With a glorious crescendo of sound, the day show was over. And with the grace and respect of a more European crowd, we exited the bombed out church quietly and with little fuss. All thoughts were on continuing the party at a club a short taxi ride away called “The Garage”. The club was everything the church was not. Dank, waterlogged and grimy, its industrial interior reminded me of a much smaller Trouw.
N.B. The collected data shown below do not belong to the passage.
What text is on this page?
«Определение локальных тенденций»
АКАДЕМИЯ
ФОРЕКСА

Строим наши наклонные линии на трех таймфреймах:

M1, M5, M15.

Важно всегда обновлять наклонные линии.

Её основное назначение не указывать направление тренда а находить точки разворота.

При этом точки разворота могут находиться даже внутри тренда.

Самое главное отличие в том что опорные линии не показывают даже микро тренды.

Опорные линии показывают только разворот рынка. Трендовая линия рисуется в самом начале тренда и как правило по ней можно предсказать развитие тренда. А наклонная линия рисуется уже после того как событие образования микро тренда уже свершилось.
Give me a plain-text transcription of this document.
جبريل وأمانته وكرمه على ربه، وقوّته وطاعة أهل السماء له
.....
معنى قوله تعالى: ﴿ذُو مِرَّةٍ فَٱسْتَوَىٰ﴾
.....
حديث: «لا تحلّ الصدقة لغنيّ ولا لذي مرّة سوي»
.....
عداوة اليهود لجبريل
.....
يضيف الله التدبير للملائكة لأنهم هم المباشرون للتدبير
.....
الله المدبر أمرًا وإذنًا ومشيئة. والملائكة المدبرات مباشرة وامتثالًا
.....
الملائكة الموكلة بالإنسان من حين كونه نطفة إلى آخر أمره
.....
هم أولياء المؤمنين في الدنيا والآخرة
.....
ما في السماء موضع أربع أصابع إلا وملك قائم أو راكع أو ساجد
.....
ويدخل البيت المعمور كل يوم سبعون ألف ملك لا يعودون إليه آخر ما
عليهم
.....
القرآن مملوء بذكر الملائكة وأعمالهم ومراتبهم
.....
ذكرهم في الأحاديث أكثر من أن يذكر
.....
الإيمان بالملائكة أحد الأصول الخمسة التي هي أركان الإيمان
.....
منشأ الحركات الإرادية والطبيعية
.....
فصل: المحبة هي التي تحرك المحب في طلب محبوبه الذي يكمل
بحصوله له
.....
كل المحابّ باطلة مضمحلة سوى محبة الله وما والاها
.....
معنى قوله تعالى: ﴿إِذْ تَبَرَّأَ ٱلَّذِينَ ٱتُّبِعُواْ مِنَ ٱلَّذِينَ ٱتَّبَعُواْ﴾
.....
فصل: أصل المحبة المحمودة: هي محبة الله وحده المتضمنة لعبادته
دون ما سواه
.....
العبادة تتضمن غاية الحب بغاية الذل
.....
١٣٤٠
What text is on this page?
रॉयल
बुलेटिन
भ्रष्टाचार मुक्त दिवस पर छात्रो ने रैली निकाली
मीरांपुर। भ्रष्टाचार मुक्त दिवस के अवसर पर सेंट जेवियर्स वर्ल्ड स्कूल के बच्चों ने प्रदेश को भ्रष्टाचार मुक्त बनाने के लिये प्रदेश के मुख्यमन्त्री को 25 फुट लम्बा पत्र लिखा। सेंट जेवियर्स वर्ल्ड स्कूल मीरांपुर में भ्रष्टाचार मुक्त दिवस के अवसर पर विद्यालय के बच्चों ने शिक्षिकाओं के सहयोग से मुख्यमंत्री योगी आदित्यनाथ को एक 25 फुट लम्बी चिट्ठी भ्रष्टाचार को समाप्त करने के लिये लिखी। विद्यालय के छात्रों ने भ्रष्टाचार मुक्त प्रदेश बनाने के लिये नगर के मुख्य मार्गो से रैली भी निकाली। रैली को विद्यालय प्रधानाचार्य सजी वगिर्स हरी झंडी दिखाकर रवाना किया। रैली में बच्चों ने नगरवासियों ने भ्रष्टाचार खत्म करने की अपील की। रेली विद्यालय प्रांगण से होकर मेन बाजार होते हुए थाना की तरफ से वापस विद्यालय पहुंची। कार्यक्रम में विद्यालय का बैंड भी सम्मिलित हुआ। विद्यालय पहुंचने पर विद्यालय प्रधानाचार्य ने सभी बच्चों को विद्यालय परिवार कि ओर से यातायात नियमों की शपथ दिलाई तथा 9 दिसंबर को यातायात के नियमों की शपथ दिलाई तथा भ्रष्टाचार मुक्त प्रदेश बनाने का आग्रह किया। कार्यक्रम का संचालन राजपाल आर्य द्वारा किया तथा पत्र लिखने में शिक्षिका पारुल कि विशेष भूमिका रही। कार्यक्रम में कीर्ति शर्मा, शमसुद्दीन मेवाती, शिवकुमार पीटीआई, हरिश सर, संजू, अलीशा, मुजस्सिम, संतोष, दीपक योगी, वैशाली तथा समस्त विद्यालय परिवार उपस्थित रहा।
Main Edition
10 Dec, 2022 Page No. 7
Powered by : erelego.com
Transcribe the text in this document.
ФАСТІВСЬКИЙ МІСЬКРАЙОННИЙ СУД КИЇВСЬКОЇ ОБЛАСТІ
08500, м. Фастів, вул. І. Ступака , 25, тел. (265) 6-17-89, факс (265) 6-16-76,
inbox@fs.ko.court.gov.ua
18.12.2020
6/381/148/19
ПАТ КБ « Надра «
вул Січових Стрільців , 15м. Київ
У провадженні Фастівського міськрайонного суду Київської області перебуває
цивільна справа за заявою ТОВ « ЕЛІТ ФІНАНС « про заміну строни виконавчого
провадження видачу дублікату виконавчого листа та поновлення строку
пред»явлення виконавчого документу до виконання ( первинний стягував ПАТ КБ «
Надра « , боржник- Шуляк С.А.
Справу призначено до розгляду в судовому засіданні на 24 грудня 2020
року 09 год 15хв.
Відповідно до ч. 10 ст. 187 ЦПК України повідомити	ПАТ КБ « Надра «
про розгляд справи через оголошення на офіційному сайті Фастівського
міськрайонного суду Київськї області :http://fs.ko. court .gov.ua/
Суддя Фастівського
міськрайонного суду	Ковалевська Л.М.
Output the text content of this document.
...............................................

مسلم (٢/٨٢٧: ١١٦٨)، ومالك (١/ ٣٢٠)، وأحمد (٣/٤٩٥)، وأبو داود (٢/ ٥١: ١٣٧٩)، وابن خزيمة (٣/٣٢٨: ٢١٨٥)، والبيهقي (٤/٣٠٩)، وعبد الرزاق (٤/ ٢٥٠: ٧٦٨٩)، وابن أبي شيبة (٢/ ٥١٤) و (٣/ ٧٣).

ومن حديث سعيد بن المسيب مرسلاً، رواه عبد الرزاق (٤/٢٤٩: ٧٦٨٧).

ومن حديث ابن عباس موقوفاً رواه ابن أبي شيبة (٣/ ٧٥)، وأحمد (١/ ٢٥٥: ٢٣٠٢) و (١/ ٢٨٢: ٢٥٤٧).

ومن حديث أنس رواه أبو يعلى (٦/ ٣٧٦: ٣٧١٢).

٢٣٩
It was PERFECT!! Warm up duties again were ably filled by the multi talented Jemmy and again Henry, this time in DJ guise continued where he left off at the church a few hours before. The real surprise performance here was Tom Demac (live). Im a fan of his tracks and Ive even watched a few youtube videos of his production skills, but this live performance was really not my cup of tea at all. (sorry Tom). Too much drop and climax for my simple tastes, thankfully Paco was on hand again for an extended set to close out a stunning days entertainment.
Cant wait for the next one guys, in the meantime I’ll be at the front for 303 presents Satoshi Tomiie in 2 weeks!